« Return to Thread: multiplexing -- don't do it
Responding to Ross and Brian's posts mainly here...
I agree that increasing concurrent connections will increase the burden on web servers and that is a serious issue for sure but since so many sites are already working around the 6 per domain limit via sharding, most site owners are willing to accept higher numbers of TCP connections if it results in faster page loads. Prevalence of domain sharding is a kind of vote in the direction of increasing the per domain limit.
Transparency:
· SPDY compresses HTTP headers using an LZ history based algorithm, which means that previous bytes are used to compress subsequent bytes. So any packet capture that does not include all the traffic sent over that connection will be completely opaque -- no mathematical way to decode the HTTP. Even with all the traffic, a stream decoder will be a tricky thing to build b/c packets depend on each other.
· Loss of transparency impacts intermediary devices (reverse proxies, caches, layer 7 switches, load balancers) as much as it does packet capture analysis. For load balancing, multiplexing requires maintaining state from one request to the next so individual object requests from a given user will need to be handled by the same de-multiplexing server.

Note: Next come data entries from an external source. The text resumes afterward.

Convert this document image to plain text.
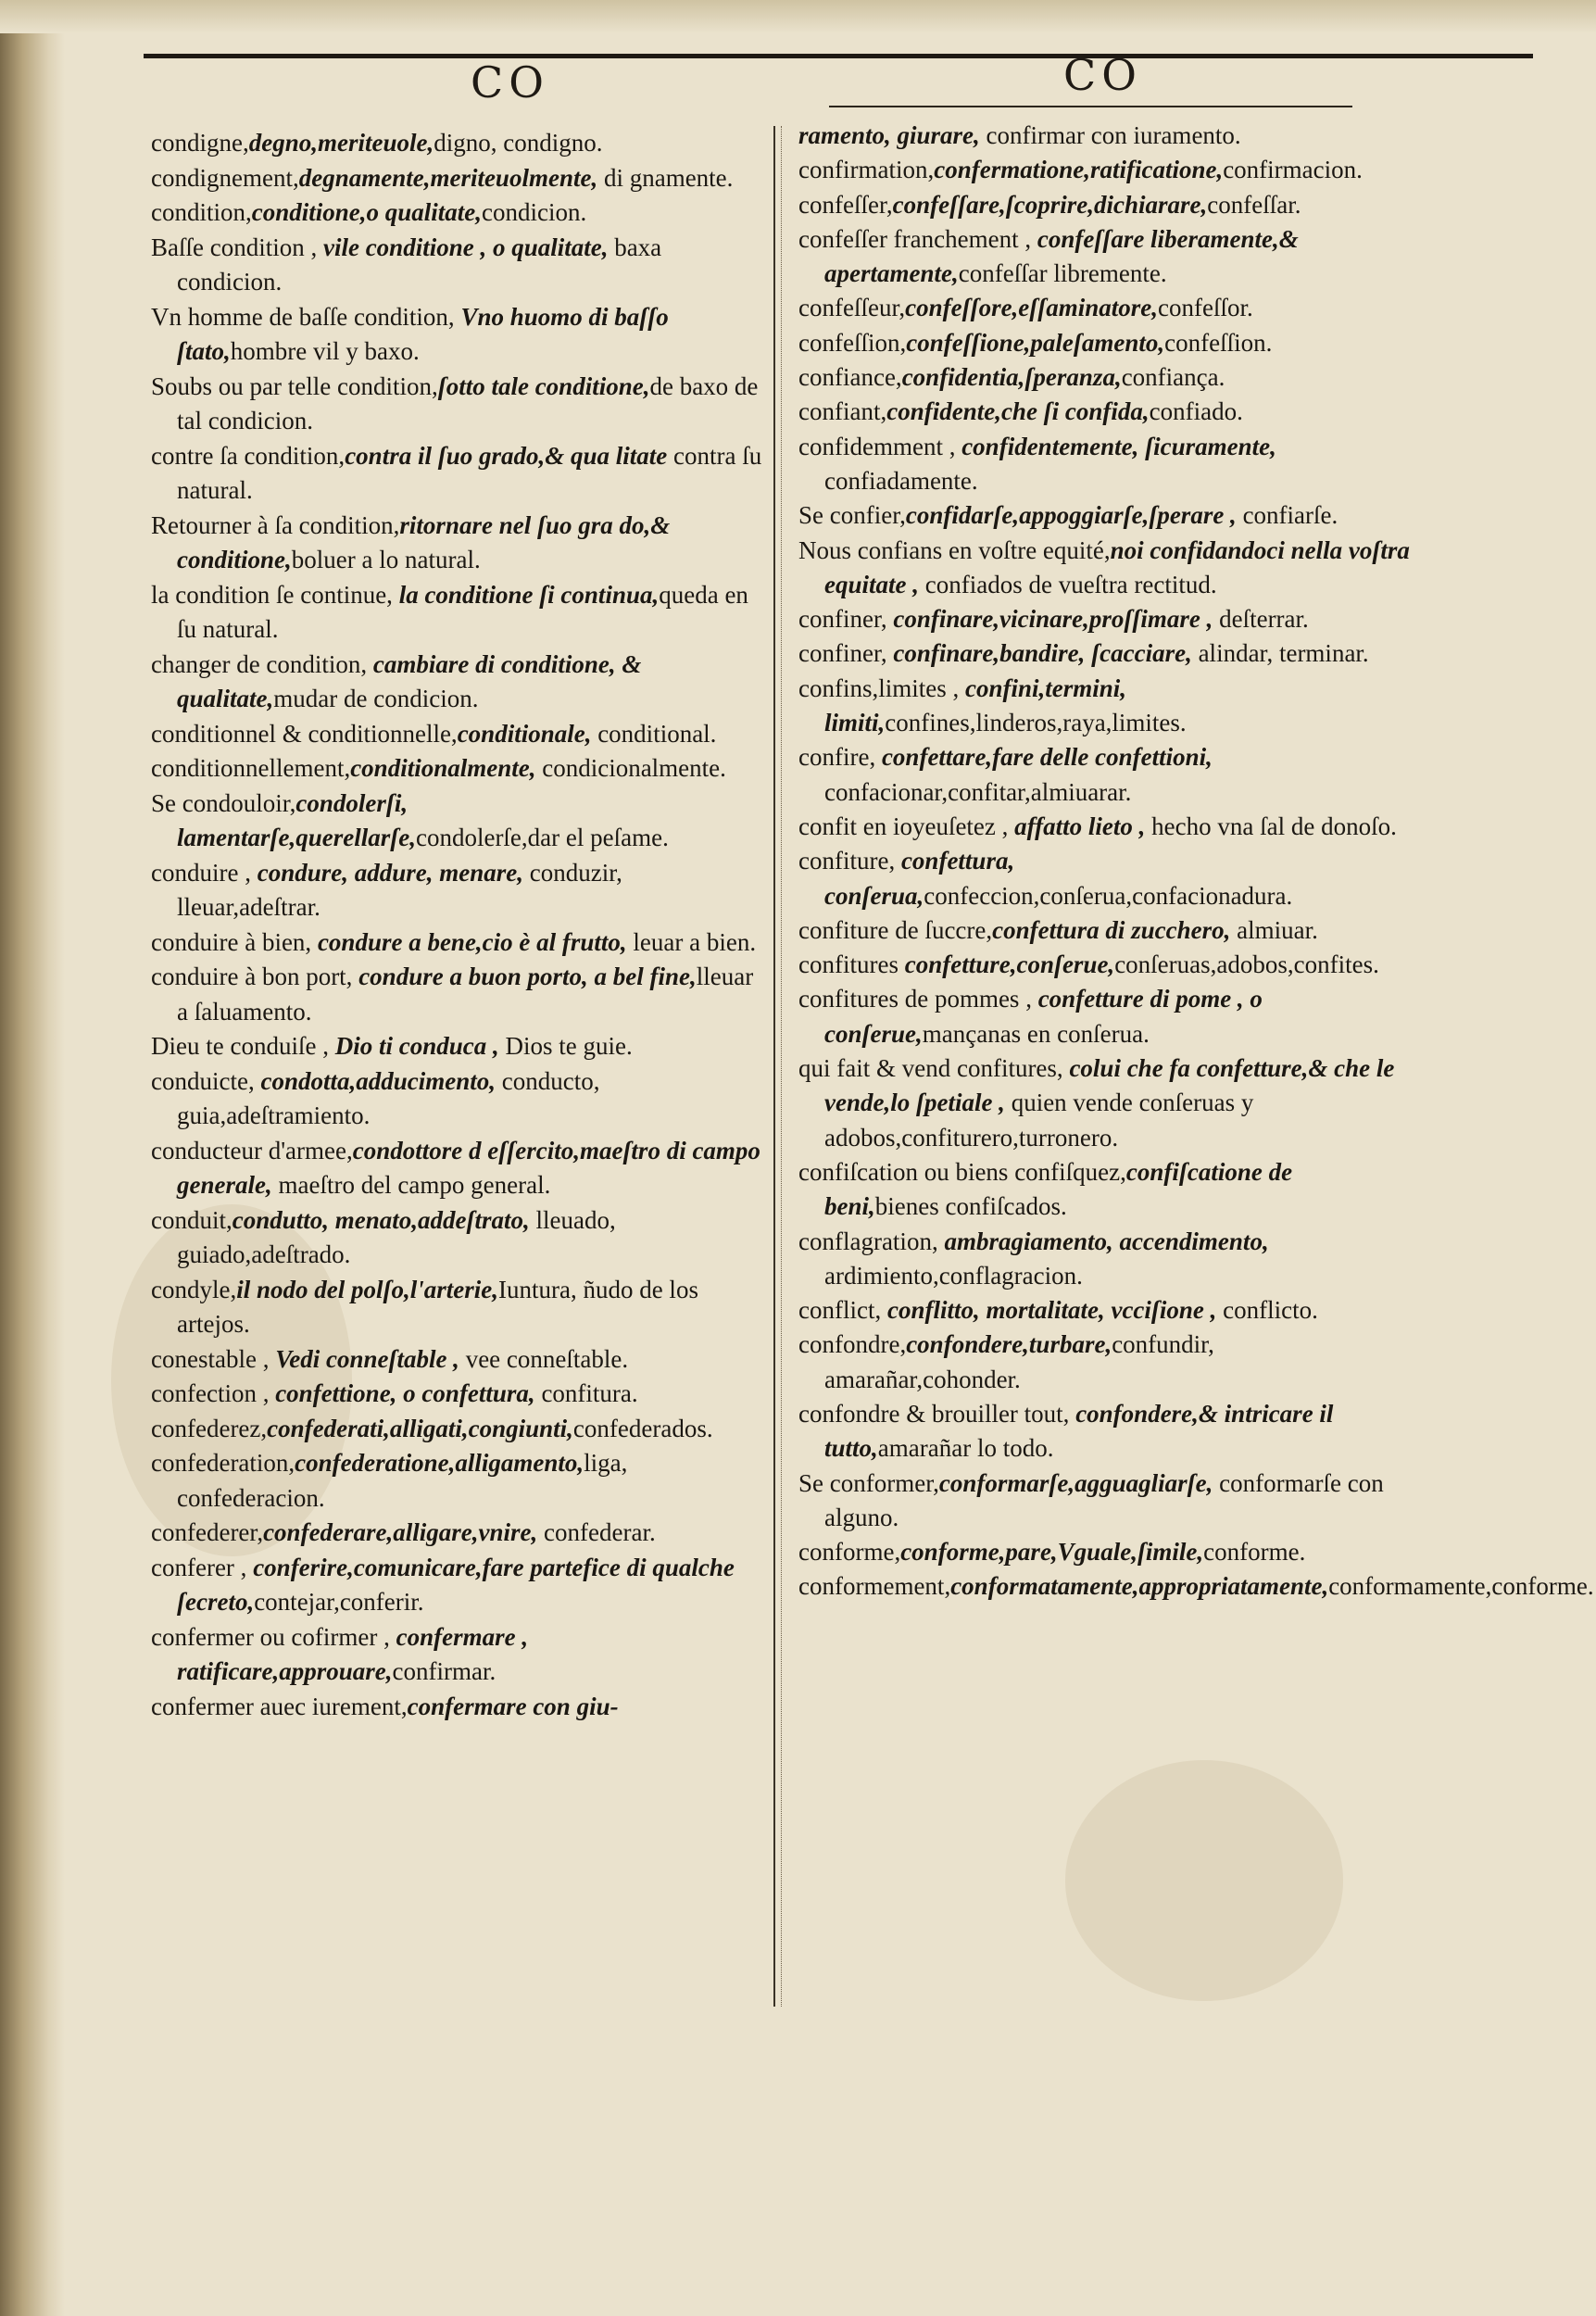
CO	CO

condigne,degno,meriteuole,digno, condigno.

condignement,degnamente,meriteuolmente, di gnamente.

condition,conditione,o qualitate,condicion.

Baſſe condition , vile conditione , o qualitate, baxa condicion.

Vn homme de baſſe condition, Vno huomo di baſſo ſtato,hombre vil y baxo.

Soubs ou par telle condition,ſotto tale conditione,de baxo de tal condicion.

contre ſa condition,contra il ſuo grado,& qua litate contra ſu natural.

Retourner à ſa condition,ritornare nel ſuo gra do,& conditione,boluer a lo natural.

la condition ſe continue, la conditione ſi continua,queda en ſu natural.

changer de condition, cambiare di conditione, & qualitate,mudar de condicion.

conditionnel & conditionnelle,conditionale, conditional.

conditionnellement,conditionalmente, condicionalmente.

Se condouloir,condolerſi, lamentarſe,querellarſe,condolerſe,dar el peſame.

conduire , condure, addure, menare, conduzir, lleuar,adeſtrar.

conduire à bien, condure a bene,cio è al frutto, leuar a bien.

conduire à bon port, condure a buon porto, a bel fine,lleuar a ſaluamento.

Dieu te conduiſe , Dio ti conduca , Dios te guie.

conduicte, condotta,adducimento, conducto, guia,adeſtramiento.

conducteur d'armee,condottore d eſſercito,maeſtro di campo generale, maeſtro del campo general.

conduit,condutto, menato,addeſtrato, lleuado, guiado,adeſtrado.

condyle,il nodo del polſo,l'arterie,Iuntura, ñudo de los artejos.

conestable , Vedi conneſtable , vee conneſtable.

confection , confettione, o confettura, confitura.

confederez,confederati,alligati,congiunti,confederados.

confederation,confederatione,alligamento,liga, confederacion.

confederer,confederare,alligare,vnire, confederar.

conferer , conferire,comunicare,fare partefice di qualche ſecreto,contejar,conferir.

confermer ou cofirmer , confermare , ratificare,approuare,confirmar.

confermer auec iurement,confermare con giu-

ramento, giurare, confirmar con iuramento.

confirmation,confermatione,ratificatione,confirmacion.

confeſſer,confeſſare,ſcoprire,dichiarare,confeſſar.

confeſſer franchement , confeſſare liberamente,& apertamente,confeſſar libremente.

confeſſeur,confeſſore,eſſaminatore,confeſſor.

confeſſion,confeſſione,paleſamento,confeſſion.

confiance,confidentia,ſperanza,confiança.

confiant,confidente,che ſi confida,confiado.

confidemment , confidentemente, ſicuramente, confiadamente.

Se confier,confidarſe,appoggiarſe,ſperare , confiarſe.

Nous confians en voſtre equité,noi confidandoci nella voſtra equitate , confiados de vueſtra rectitud.

confiner, confinare,vicinare,proſſimare , deſterrar.

confiner, confinare,bandire, ſcacciare, alindar, terminar.

confins,limites , confini,termini, limiti,confines,linderos,raya,limites.

confire, confettare,fare delle confettioni, confacionar,confitar,almiuarar.

confit en ioyeuſetez , affatto lieto , hecho vna ſal de donoſo.

confiture, confettura, conſerua,confeccion,conſerua,confacionadura.

confiture de ſuccre,confettura di zucchero, almiuar.

confitures confetture,conſerue,conſeruas,adobos,confites.

confitures de pommes , confetture di pome , o conſerue,mançanas en conſerua.

qui fait & vend confitures, colui che fa confetture,& che le vende,lo ſpetiale , quien vende conſeruas y adobos,confiturero,turronero.

confiſcation ou biens confiſquez,confiſcatione de beni,bienes confiſcados.

conflagration, ambragiamento, accendimento, ardimiento,conflagracion.

conflict, conflitto, mortalitate, vcciſione , conflicto.

confondre,confondere,turbare,confundir, amarañar,cohonder.

confondre & brouiller tout, confondere,& intricare il tutto,amarañar lo todo.

Se conformer,conformarſe,agguagliarſe, conformarſe con alguno.

conforme,conforme,pare,Vguale,ſimile,conforme.

conformement,conformatamente,appropriatamente,conformamente,conforme.
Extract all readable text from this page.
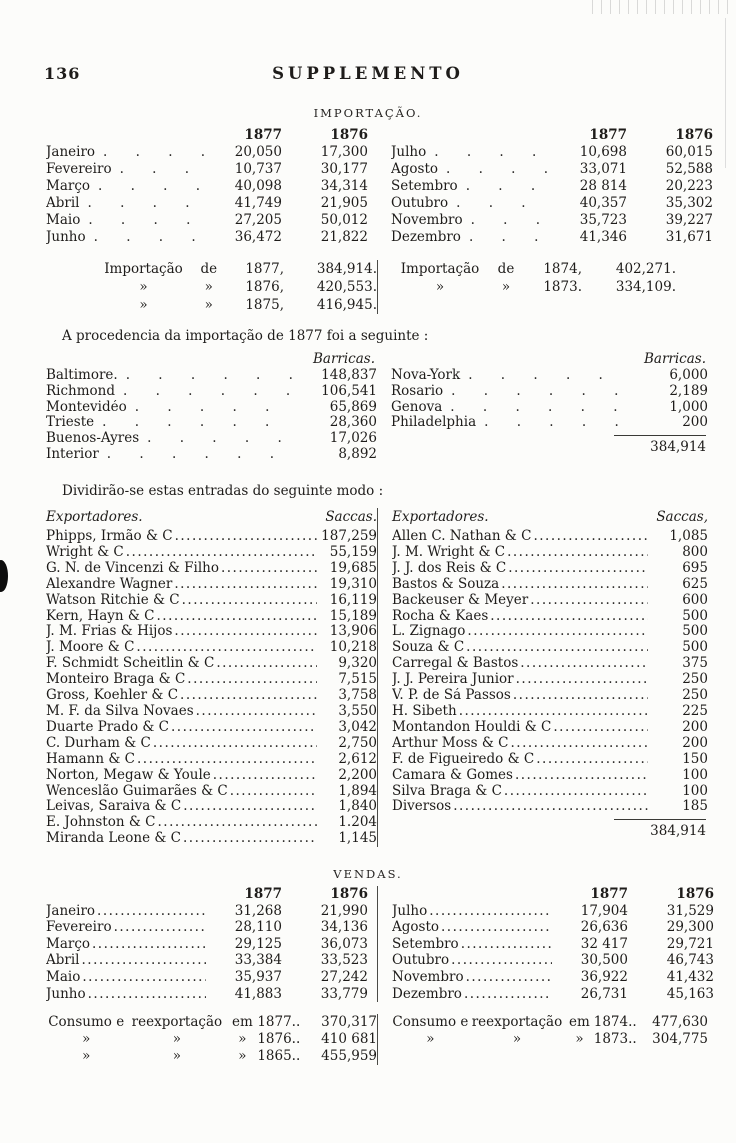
136	SUPPLEMENTO
IMPORTAÇÃO.
1877	1876
Janeiro . . .	20,050	17,300
Fevereiro . . .	10,737	30,177
Março . . .	40,098	34,314
Abril . . .	41,749	21,905
Maio . . .	27,205	50,012
Junho . . .	36,472	21,822
1877	1876
Julho . . .	10,698	60,015
Agosto . . .	33,071	52,588
Setembro . . .	28 814	20,223
Outubro . . .	40,357	35,302
Novembro . . .	35,723	39,227
Dezembro . . .	41,346	31,671
Importação	de	1877,	384,914.
»	»	1876,	420,553.
»	»	1875,	416,945.
Importação	de	1874,	402,271.
»	»	1873.	334,109.
A procedencia da importação de 1877 foi a seguinte :
Barricas.
Baltimore. . . .	148,837
Richmond . . .	106,541
Montevidéo . . .	65,869
Trieste . . .	28,360
Buenos-Ayres . . .	17,026
Interior . . .	8,892
Barricas.
Nova-York . . .	6,000
Rosario . . .	2,189
Genova . . .	1,000
Philadelphia . . .	200
384,914
Dividirão-se estas entradas do seguinte modo :
Exportadores.	Saccas.
Phipps, Irmão & C .....	187,259
Wright & C .....	55,159
G. N. de Vincenzi & Filho .....	19,685
Alexandre Wagner .....	19,310
Watson Ritchie & C .....	16,119
Kern, Hayn & C .....	15,189
J. M. Frias & Hijos .....	13,906
J. Moore & C .....	10,218
F. Schmidt Scheitlin & C .....	9,320
Monteiro Braga & C .....	7,515
Gross, Koehler & C .....	3,758
M. F. da Silva Novaes .....	3,550
Duarte Prado & C .....	3,042
C. Durham & C .....	2,750
Hamann & C .....	2,612
Norton, Megaw & Youle .....	2,200
Wenceslão Guimarães & C .....	1,894
Leivas, Saraiva & C .....	1,840
E. Johnston & C .....	1.204
Miranda Leone & C .....	1,145
Exportadores.	Saccas,
Allen C. Nathan & C .....	1,085
J. M. Wright & C .....	800
J. J. dos Reis & C .....	695
Bastos & Souza .....	625
Backeuser & Meyer .....	600
Rocha & Kaes .....	500
L. Zignago .....	500
Souza & C .....	500
Carregal & Bastos .....	375
J. J. Pereira Junior .....	250
V. P. de Sá Passos .....	250
H. Sibeth .....	225
Montandon Houldi & C .....	200
Arthur Moss & C .....	200
F. de Figueiredo & C .....	150
Camara & Gomes .....	100
Silva Braga & C .....	100
Diversos .....	185
384,914
VENDAS.
1877	1876
Janeiro .....	31,268	21,990
Fevereiro .....	28,110	34,136
Março .....	29,125	36,073
Abril .....	33,384	33,523
Maio .....	35,937	27,242
Junho .....	41,883	33,779
1877	1876
Julho .....	17,904	31,529
Agosto .....	26,636	29,300
Setembro .....	32 417	29,721
Outubro .....	30,500	46,743
Novembro .....	36,922	41,432
Dezembro .....	26,731	45,163
Consumo e reexportação em 1877..	370,317
»	»	» 1876..	410 681
»	»	» 1865..	455,959
Consumo e reexportação em 1874..	477,630
»	»	» 1873..	304,775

In general, increasing session orientation reduces the scalability of the overall service. Also, failover is less graceful as a load balancer will want to be more sure that the previously used server is in fact unavailable before routing to a new server.
· SSL kills transparency at the network level completely but also I think that SSL should be considered as an orthogonal thing to performance. So that site owners can make a decision based on the cost, security, performance tradeoffs of going to all encrypted traffic. So while I agree it's related, it seems like we have to consider these things independently.
Increased Object Processing Latency:
· Multiplexing requires that objects are encoded serially -- encode (Object1), encode (Object2), encode (Object3) -- and then decoded in that same order.
On a multi-core server, the three objects arrive truly concurrently, but due to multiplexing Object2 and Object3 will need to wait while Object1 is encoded. For SPDY, that encode step involves running an LZ-type coding function including searching the recent bytes for matches so even on an unloaded server this can add ~milliseconds of latency.
· Multiplexing creates the need for session state. Access to this state needs to be synchronized, thread synchronization reduces parallelism and so impacts server scalability and per object latency.
· CPU gains are increasingly achieved by adding cores and not making existing cores go faster. So processes that can run concurrently are friendly to these advances (such as increasing concurrent TCP connections) and multiplexing goes in the opposite direction -- requiring thread synchronization and so increasing serialization, and context switching.